HOME > news archive > Two new studies published by the Bicocca-IBFM-CNR Research Team use data science techniques to analyze sequencing data of SARS-CoV-2 virus
Two new studies published by the Bicocca-IBFM-CNR Research Team use data science techniques to analyze sequencing data of SARS-CoV-2 virus
Two new studies were published by the Bicocca -Institute of Bioimaging and Molecular Physiology (IBFM-CNR) research team, composed by Alex Graudenzi, IBFM-CNR researcher, by professors Rocco Piazza, Marco Antoniotti, Carlo Gambacorti-Passerini, by research fellows Daniele Ramazzotti, Fabrizio Angaroni and by IBFM-CNR research associate Davide Maspero.
The study published in Patterns introduces an innovative data science approach named VERSO (Viral Evolution ReconStructiOn) for the analysis of sequencing data of viral genomes.
The new approach allows one to identify a high-resolution model of the evolution of a pathogen through the tracing of genomic mutations, allowing one to reconstruct epidemiological links between infected people, i.e., a potential infectious contact between individuals, as well as to intercept possibly hazardous variants before these spread to the population.
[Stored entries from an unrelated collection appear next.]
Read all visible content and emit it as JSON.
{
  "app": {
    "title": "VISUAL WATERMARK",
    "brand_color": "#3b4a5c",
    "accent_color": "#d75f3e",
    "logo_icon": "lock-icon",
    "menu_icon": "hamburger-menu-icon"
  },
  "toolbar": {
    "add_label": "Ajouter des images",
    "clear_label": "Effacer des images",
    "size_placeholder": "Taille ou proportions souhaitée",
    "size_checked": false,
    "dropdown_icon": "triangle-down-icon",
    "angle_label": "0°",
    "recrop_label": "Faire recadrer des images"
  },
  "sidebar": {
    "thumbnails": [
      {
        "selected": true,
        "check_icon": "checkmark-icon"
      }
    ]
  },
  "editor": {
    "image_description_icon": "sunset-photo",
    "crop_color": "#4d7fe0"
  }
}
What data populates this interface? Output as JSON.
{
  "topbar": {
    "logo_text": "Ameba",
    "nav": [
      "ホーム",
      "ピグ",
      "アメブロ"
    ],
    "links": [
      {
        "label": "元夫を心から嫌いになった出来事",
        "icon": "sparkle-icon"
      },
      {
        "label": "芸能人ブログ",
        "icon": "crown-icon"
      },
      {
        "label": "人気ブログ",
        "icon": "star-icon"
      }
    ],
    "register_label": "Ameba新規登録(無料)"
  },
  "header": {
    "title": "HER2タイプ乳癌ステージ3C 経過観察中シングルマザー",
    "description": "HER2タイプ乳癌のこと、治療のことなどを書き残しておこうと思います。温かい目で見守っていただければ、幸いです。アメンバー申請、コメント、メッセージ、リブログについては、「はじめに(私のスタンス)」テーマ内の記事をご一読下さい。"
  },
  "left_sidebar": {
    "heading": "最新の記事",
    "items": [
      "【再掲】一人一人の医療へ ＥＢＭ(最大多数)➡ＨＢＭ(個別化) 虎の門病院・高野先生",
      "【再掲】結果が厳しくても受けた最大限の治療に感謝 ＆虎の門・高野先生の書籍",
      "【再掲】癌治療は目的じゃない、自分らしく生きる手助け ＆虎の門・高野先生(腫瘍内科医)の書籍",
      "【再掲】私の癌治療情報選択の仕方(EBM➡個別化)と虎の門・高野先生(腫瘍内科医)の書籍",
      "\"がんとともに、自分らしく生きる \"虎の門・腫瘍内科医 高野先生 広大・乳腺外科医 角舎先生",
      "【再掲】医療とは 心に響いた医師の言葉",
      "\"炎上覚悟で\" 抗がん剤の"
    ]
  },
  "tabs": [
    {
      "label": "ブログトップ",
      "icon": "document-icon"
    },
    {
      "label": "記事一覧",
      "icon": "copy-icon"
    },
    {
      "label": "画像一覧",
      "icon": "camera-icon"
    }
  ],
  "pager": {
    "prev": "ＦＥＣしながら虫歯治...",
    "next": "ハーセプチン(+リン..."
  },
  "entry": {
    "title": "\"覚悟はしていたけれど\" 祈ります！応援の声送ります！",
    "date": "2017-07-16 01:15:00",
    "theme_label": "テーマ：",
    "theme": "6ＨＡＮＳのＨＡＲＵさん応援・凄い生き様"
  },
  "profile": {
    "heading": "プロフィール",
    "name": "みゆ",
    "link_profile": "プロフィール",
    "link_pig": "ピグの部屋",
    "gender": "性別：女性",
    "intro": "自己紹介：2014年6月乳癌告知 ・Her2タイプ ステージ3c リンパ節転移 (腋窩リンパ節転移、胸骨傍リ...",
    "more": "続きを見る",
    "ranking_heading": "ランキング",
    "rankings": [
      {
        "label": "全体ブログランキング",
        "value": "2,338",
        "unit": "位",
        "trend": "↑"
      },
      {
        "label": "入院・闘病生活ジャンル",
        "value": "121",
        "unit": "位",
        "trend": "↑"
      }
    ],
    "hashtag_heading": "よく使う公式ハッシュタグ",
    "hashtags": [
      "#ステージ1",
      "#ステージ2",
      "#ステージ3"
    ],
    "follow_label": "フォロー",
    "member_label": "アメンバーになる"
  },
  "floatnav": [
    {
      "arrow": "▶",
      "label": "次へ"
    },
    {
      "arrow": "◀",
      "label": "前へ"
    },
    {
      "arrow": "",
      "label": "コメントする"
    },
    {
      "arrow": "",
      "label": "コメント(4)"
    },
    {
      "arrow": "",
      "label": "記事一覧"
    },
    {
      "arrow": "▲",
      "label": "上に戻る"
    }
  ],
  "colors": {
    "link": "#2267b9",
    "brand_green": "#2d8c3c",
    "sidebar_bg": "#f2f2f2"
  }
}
The study published in iScience aims at identifying and quantifying the mechanisms responsible for the generation of variants, again starting from the analysis of sequencing data of viral samples.
The study is focused on the analysis of the processes that determine the onset and spread of viral variants, and which derive from the complex combination of mutational processes induced by the interaction between the virus and its host and the dynamics of transmission of the virus among infected individuals. Data science techniques already applied in the study of cancer have proved effective in identifying different "mutational signatures" in different groups of patients.